3. **Sliding Window Mode (`num_lines`)**:
   - **Pattern Span Limit**: Patterns cannot span more than `num_lines` lines
   - **Match Context**: Only finds matches within the sliding window context
   - **Overlapping Patterns**: May find overlapping matches due to the sliding nature

4. **Limited Flag Support**:
   - **Flag Limitations**: Currently, flags such as `re.IGNORECASE` or `re.MULTILINE` are not supported as function parameters (though inline flags like `(?i)` work)
   - **Future Enhancements**: Support for these flags is planned for future releases, which will enhance the flexibility and usability of the library.

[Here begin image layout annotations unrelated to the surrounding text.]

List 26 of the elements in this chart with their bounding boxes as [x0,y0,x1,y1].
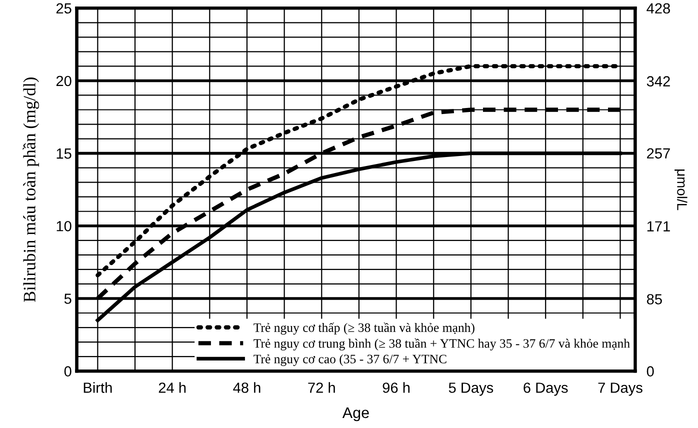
y-axis-title: Bilirubin máu toàn phần (mg/dl) [22,78,40,302]
y-tick-label: 20 [56,76,72,86]
y-tick-label: 0 [64,366,72,377]
y2-axis-title: μmol/L [674,170,688,210]
x-tick-label: 96 h [382,382,410,393]
legend-label: Trẻ nguy cơ trung bình (≥ 38 tuần + YTNC hay 35 - 37 6/7 và khỏe mạnh [254,338,630,350]
y2-tick-label: 342 [646,76,670,86]
x-axis-title: Age [342,407,369,422]
y-tick-label: 10 [56,221,72,232]
y2-tick-label: 257 [647,148,670,159]
y-tick-label: 25 [56,3,72,14]
legend-label: Trẻ nguy cơ cao (35 - 37 6/7 + YTNC [254,354,446,366]
x-tick-label: 6 Days [524,382,568,396]
y2-tick-label: 171 [647,221,670,232]
x-tick-label: 48 h [233,382,260,393]
x-tick-label: 5 Days [448,382,494,396]
x-tick-label: 7 Days [598,382,642,396]
y2-tick-label: 428 [646,3,670,14]
y2-tick-label: 0 [646,366,654,377]
x-tick-label: 24 h [158,382,186,393]
y2-tick-label: 85 [646,294,662,304]
legend-label: Trẻ nguy cơ thấp (≥ 38 tuần và khỏe mạnh) [254,322,474,335]
x-tick-label: Birth [84,382,112,393]
x-tick-label: 72 h [308,382,335,393]
y-tick-label: 5 [64,294,72,304]
y-tick-label: 15 [56,148,72,159]
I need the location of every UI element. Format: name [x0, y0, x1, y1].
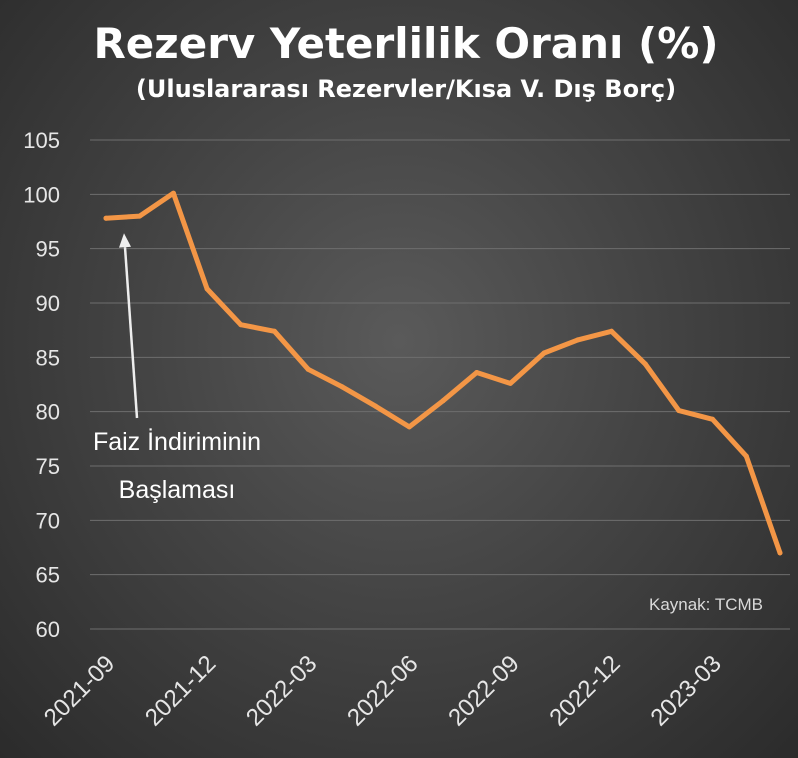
grid-lines — [90, 139, 790, 630]
data-point — [777, 550, 783, 556]
y-tick-label: 75 — [36, 454, 60, 479]
y-tick-label: 80 — [36, 400, 60, 425]
x-tick-label: 2021-09 — [39, 650, 120, 731]
data-point — [272, 328, 277, 334]
data-point — [743, 453, 749, 459]
y-tick-label: 65 — [36, 563, 60, 588]
series-layer — [103, 190, 783, 556]
data-point — [440, 398, 446, 404]
annotation-arrowhead — [119, 233, 131, 248]
y-tick-label: 70 — [36, 508, 60, 533]
data-point — [170, 190, 176, 196]
x-tick-label: 2022-03 — [241, 650, 322, 731]
y-tick-label: 60 — [36, 617, 60, 642]
data-point — [710, 416, 716, 422]
annotation-line-1: Faiz İndiriminin — [93, 427, 261, 456]
data-point — [103, 215, 109, 221]
annotation-line-2: Başlaması — [119, 476, 236, 504]
data-point — [575, 337, 581, 343]
data-point — [373, 403, 379, 409]
data-point — [541, 350, 547, 356]
data-point — [609, 328, 614, 334]
chart-subtitle: (Uluslararası Rezervler/Kısa V. Dış Borç… — [136, 75, 676, 103]
y-axis-ticks: 60 65 70 75 80 85 90 95 100 105 — [23, 128, 60, 642]
y-tick-label: 90 — [36, 291, 60, 316]
data-point — [642, 361, 648, 367]
y-tick-label: 95 — [36, 237, 60, 262]
x-tick-label: 2021-12 — [140, 650, 221, 731]
x-tick-label: 2022-09 — [443, 650, 524, 731]
data-point — [474, 370, 480, 375]
data-point — [238, 322, 244, 328]
y-tick-label: 85 — [36, 345, 60, 370]
annotation: Faiz İndiriminin Başlaması — [93, 233, 261, 504]
annotation-arrow — [123, 247, 139, 419]
x-tick-label: 2023-03 — [645, 650, 726, 731]
data-point — [339, 384, 345, 390]
data-point — [406, 424, 412, 430]
x-axis-ticks: 2021-09 2021-12 2022-03 2022-06 2022-09 2022-… — [39, 650, 727, 731]
y-tick-label: 105 — [23, 128, 60, 153]
data-point — [676, 408, 682, 414]
source-label: Kaynak: TCMB — [649, 595, 763, 614]
data-point — [204, 286, 210, 292]
y-tick-label: 100 — [23, 182, 60, 207]
data-point — [507, 380, 513, 386]
x-tick-label: 2022-12 — [544, 650, 625, 731]
x-tick-label: 2022-06 — [342, 650, 423, 731]
data-point — [305, 366, 311, 372]
data-point — [137, 213, 143, 219]
chart-title: Rezerv Yeterlilik Oranı (%) — [93, 19, 718, 68]
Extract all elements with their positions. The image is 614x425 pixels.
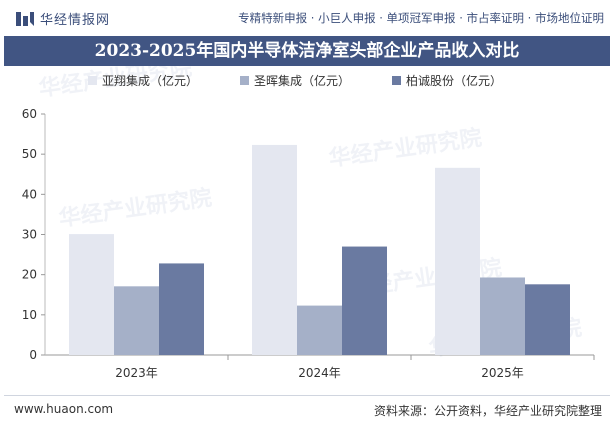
bar: [480, 277, 525, 355]
logo-icon: [16, 11, 34, 26]
y-tick-label: 0: [29, 348, 37, 362]
watermark-text: 华经产业研究院: [57, 185, 213, 232]
bar: [435, 167, 480, 355]
legend-swatch: [240, 76, 249, 85]
site-url[interactable]: www.huaon.com: [14, 402, 114, 416]
x-tick-label: 2023年: [115, 366, 158, 380]
y-tick-label: 30: [22, 228, 37, 242]
watermark-text: 华经产业研究院: [327, 125, 483, 172]
x-tick-label: 2025年: [481, 366, 524, 380]
bar-chart: 华经产业研究院华经产业研究院华经产业研究院华经产业研究院华经产业研究院 亚翔集成…: [22, 66, 595, 380]
y-tick-label: 60: [22, 107, 37, 121]
bars: [69, 144, 570, 355]
footer-divider: [4, 395, 610, 396]
footer: www.huaon.com 资料来源：公开资料，华经产业研究院整理: [0, 395, 614, 425]
brand-name: 华经情报网: [40, 13, 111, 28]
legend-label: 亚翔集成（亿元）: [102, 73, 198, 88]
axes: 0 10 20 30 40 50 60 2023年 2024年 2025年: [22, 107, 595, 380]
service-tags: 专精特新申报 · 小巨人申报 · 单项冠军申报 · 市占率证明 · 市场地位证明: [238, 11, 604, 25]
legend-swatch: [392, 76, 401, 85]
chart-title: 2023-2025年国内半导体洁净室头部企业产品收入对比: [4, 36, 610, 66]
legend-label: 柏诚股份（亿元）: [406, 73, 502, 88]
brand-logo[interactable]: 华经情报网: [16, 9, 110, 28]
bar: [297, 305, 342, 355]
y-tick-label: 10: [22, 308, 37, 322]
legend: 亚翔集成（亿元） 圣晖集成（亿元） 柏诚股份（亿元）: [88, 73, 502, 88]
bar: [69, 234, 114, 355]
legend-swatch: [88, 76, 97, 85]
y-tick-label: 50: [22, 147, 37, 161]
bar: [342, 246, 387, 355]
header: 华经情报网 专精特新申报 · 小巨人申报 · 单项冠军申报 · 市占率证明 · …: [0, 0, 614, 36]
bar: [252, 144, 297, 355]
bar: [114, 286, 159, 355]
y-tick-label: 40: [22, 187, 37, 201]
bar: [525, 284, 570, 355]
legend-label: 圣晖集成（亿元）: [254, 73, 350, 88]
x-tick-label: 2024年: [298, 366, 341, 380]
y-tick-label: 20: [22, 268, 37, 282]
data-source: 资料来源：公开资料，华经产业研究院整理: [373, 404, 602, 418]
bar: [159, 263, 204, 355]
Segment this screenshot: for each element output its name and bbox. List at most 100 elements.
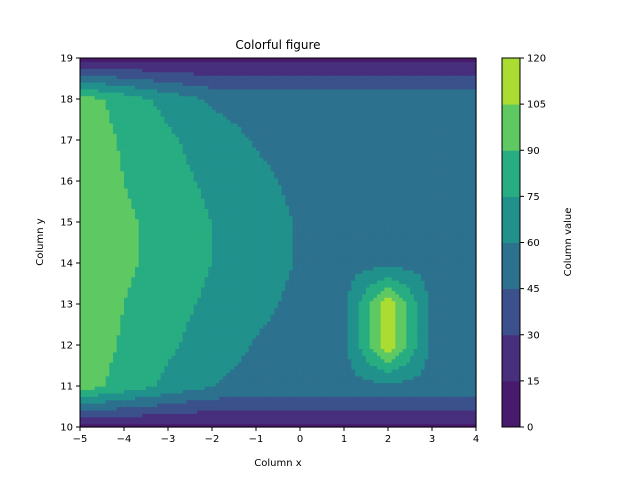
- contour-cell: [234, 358, 239, 363]
- contour-cell: [237, 153, 242, 158]
- contour-cell: [201, 222, 206, 227]
- contour-cell: [182, 119, 187, 124]
- contour-cell: [171, 133, 176, 138]
- contour-cell: [219, 324, 224, 329]
- contour-cell: [223, 280, 228, 285]
- contour-cell: [131, 392, 136, 397]
- contour-cell: [91, 136, 96, 141]
- contour-cell: [98, 283, 103, 288]
- contour-cell: [168, 290, 173, 295]
- contour-cell: [223, 105, 228, 110]
- contour-cell: [113, 321, 118, 326]
- contour-cell: [87, 228, 92, 233]
- contour-cell: [197, 81, 202, 86]
- contour-cell: [241, 163, 246, 168]
- contour-cell: [120, 157, 125, 162]
- contour-cell: [252, 355, 257, 360]
- contour-cell: [102, 348, 107, 353]
- contour-cell: [113, 324, 118, 329]
- contour-cell: [98, 88, 103, 93]
- contour-cell: [175, 365, 180, 370]
- contour-cell: [252, 280, 257, 285]
- contour-cell: [252, 218, 257, 223]
- contour-cell: [142, 327, 147, 332]
- contour-cell: [127, 136, 132, 141]
- contour-cell: [186, 126, 191, 131]
- contour-cell: [116, 198, 121, 203]
- contour-cell: [109, 81, 114, 86]
- contour-cell: [160, 68, 165, 73]
- contour-cell: [105, 348, 110, 353]
- contour-cell: [248, 181, 253, 186]
- contour-cell: [168, 269, 173, 274]
- contour-cell: [248, 232, 253, 237]
- contour-cell: [252, 368, 257, 373]
- contour-cell: [171, 327, 176, 332]
- contour-cell: [83, 105, 88, 110]
- contour-cell: [124, 256, 129, 261]
- contour-cell: [105, 245, 110, 250]
- contour-cell: [102, 222, 107, 227]
- contour-cell: [197, 75, 202, 80]
- contour-cell: [168, 300, 173, 305]
- contour-cell: [116, 228, 121, 233]
- contour-cell: [135, 75, 140, 80]
- contour-cell: [237, 379, 242, 384]
- contour-cell: [234, 300, 239, 305]
- contour-cell: [204, 191, 209, 196]
- contour-cell: [171, 321, 176, 326]
- contour-cell: [87, 102, 92, 107]
- contour-cell: [226, 358, 231, 363]
- contour-cell: [98, 259, 103, 264]
- contour-cell: [127, 358, 132, 363]
- contour-cell: [138, 386, 143, 391]
- contour-cell: [230, 382, 235, 387]
- contour-cell: [182, 327, 187, 332]
- contour-cell: [102, 256, 107, 261]
- contour-cell: [226, 136, 231, 141]
- contour-cell: [120, 351, 125, 356]
- contour-cell: [102, 81, 107, 86]
- contour-cell: [135, 181, 140, 186]
- contour-cell: [219, 218, 224, 223]
- contour-cell: [182, 228, 187, 233]
- contour-cell: [131, 61, 136, 66]
- contour-cell: [135, 409, 140, 414]
- contour-cell: [168, 372, 173, 377]
- contour-cell: [116, 327, 121, 332]
- contour-cell: [102, 283, 107, 288]
- contour-cell: [91, 331, 96, 336]
- contour-cell: [237, 170, 242, 175]
- contour-cell: [186, 365, 191, 370]
- contour-cell: [91, 372, 96, 377]
- contour-cell: [197, 382, 202, 387]
- contour-cell: [223, 389, 228, 394]
- contour-cell: [135, 283, 140, 288]
- contour-cell: [171, 300, 176, 305]
- contour-cell: [127, 389, 132, 394]
- contour-cell: [160, 280, 165, 285]
- contour-cell: [193, 58, 198, 63]
- contour-cell: [241, 191, 246, 196]
- contour-cell: [164, 249, 169, 254]
- contour-cell: [124, 269, 129, 274]
- contour-cell: [131, 249, 136, 254]
- contour-cell: [127, 157, 132, 162]
- contour-cell: [160, 191, 165, 196]
- contour-cell: [113, 150, 118, 155]
- contour-cell: [248, 239, 253, 244]
- contour-cell: [201, 204, 206, 209]
- contour-cell: [215, 396, 220, 401]
- contour-cell: [201, 386, 206, 391]
- contour-cell: [208, 208, 213, 213]
- contour-cell: [190, 239, 195, 244]
- contour-cell: [245, 334, 250, 339]
- contour-cell: [149, 392, 154, 397]
- contour-cell: [160, 324, 165, 329]
- contour-cell: [157, 286, 162, 291]
- contour-cell: [142, 334, 147, 339]
- contour-cell: [80, 136, 85, 141]
- contour-cell: [201, 382, 206, 387]
- contour-cell: [135, 345, 140, 350]
- contour-cell: [83, 317, 88, 322]
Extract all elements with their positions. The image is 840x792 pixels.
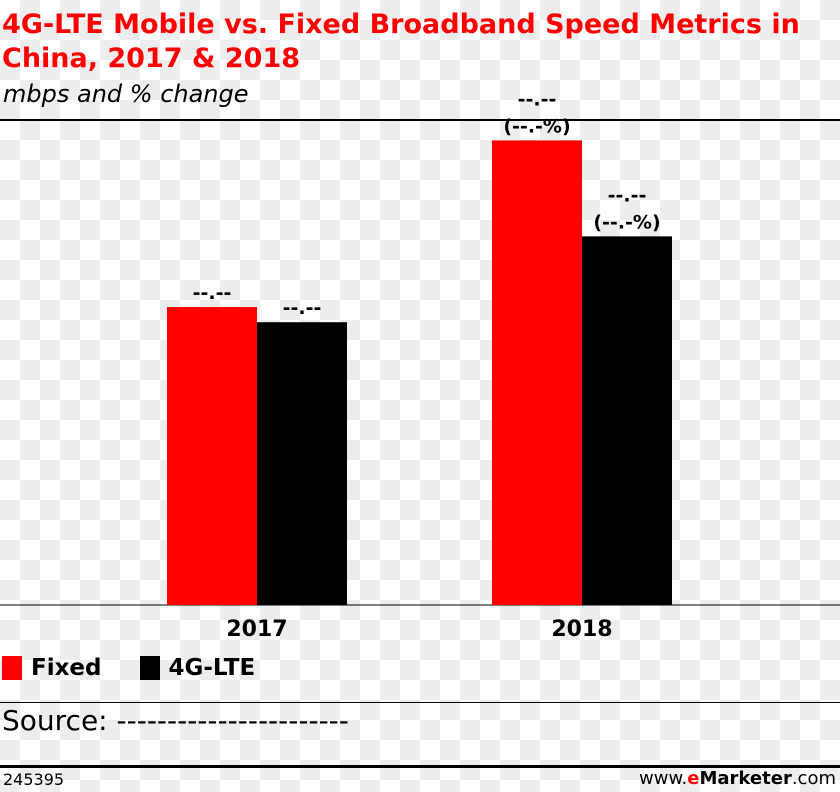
data-label-4g-lte-2017: --.-- [283,297,322,319]
source-text: Source: ----------------------- [2,704,349,737]
legend-label-fixed: Fixed [31,655,102,681]
brand-prefix: www. [639,768,688,789]
bar-4g-lte-2017 [257,322,347,605]
brand-name: Marketer [699,768,792,789]
chart-legend: Fixed 4G-LTE [2,655,293,681]
chart-subtitle: mbps and % change [3,80,249,108]
chart-title: 4G-LTE Mobile vs. Fixed Broadband Speed … [2,9,800,74]
header-rule [0,119,840,121]
data-label-fixed-2018-change: (--.-%) [503,115,570,137]
x-tick-label-2018: 2018 [551,617,612,642]
data-label-4g-lte-2018: --.-- [608,184,647,206]
legend-swatch-4g-lte [139,656,160,680]
bar-fixed-2018 [492,140,582,605]
data-label-fixed-2018: --.-- [518,88,557,110]
legend-label-4g-lte: 4G-LTE [168,655,256,681]
bar-chart: --.-- --.-- 2017 --.-- (--.-%) --.-- (--.-%) 20… [0,88,840,642]
source-rule [0,702,840,703]
bar-fixed-2017 [167,307,257,605]
x-tick-label-2017: 2017 [226,617,287,642]
bar-4g-lte-2018 [582,236,672,605]
brand-e: e [687,768,700,789]
legend-item-fixed: Fixed [2,655,102,681]
data-label-fixed-2017: --.-- [193,282,232,304]
brand-suffix: .com [791,768,836,789]
legend-swatch-fixed [2,656,22,680]
emarketer-logo[interactable]: www.eMarketer.com [639,768,836,789]
legend-item-4g-lte: 4G-LTE [139,655,256,681]
data-label-4g-lte-2018-change: (--.-%) [593,211,660,233]
footer-rule [0,765,840,768]
chart-id: 245395 [3,770,65,789]
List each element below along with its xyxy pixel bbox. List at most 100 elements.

5. **Parameter Conflicts**:
   - **Exclusive Options**: Cannot use `multiline=True` and `num_lines` together
   - **Validation**: `num_lines` must be greater than 0

## Performance Recommendations

- **Small patterns within single lines**: Use default mode
- **Large files with multi-line patterns (≤ N lines)**: Use `num_lines=N`
- **Complex patterns requiring full file context**: Use `multiline=True` (if you have sufficient RAM)
- **Compressed files**: All modes support `.gz` and `.xz` files transparently

Users are encouraged to assess their specific needs and system capabilities when using `file_re`, especially when working with extremely large files or complex multiline regex patterns.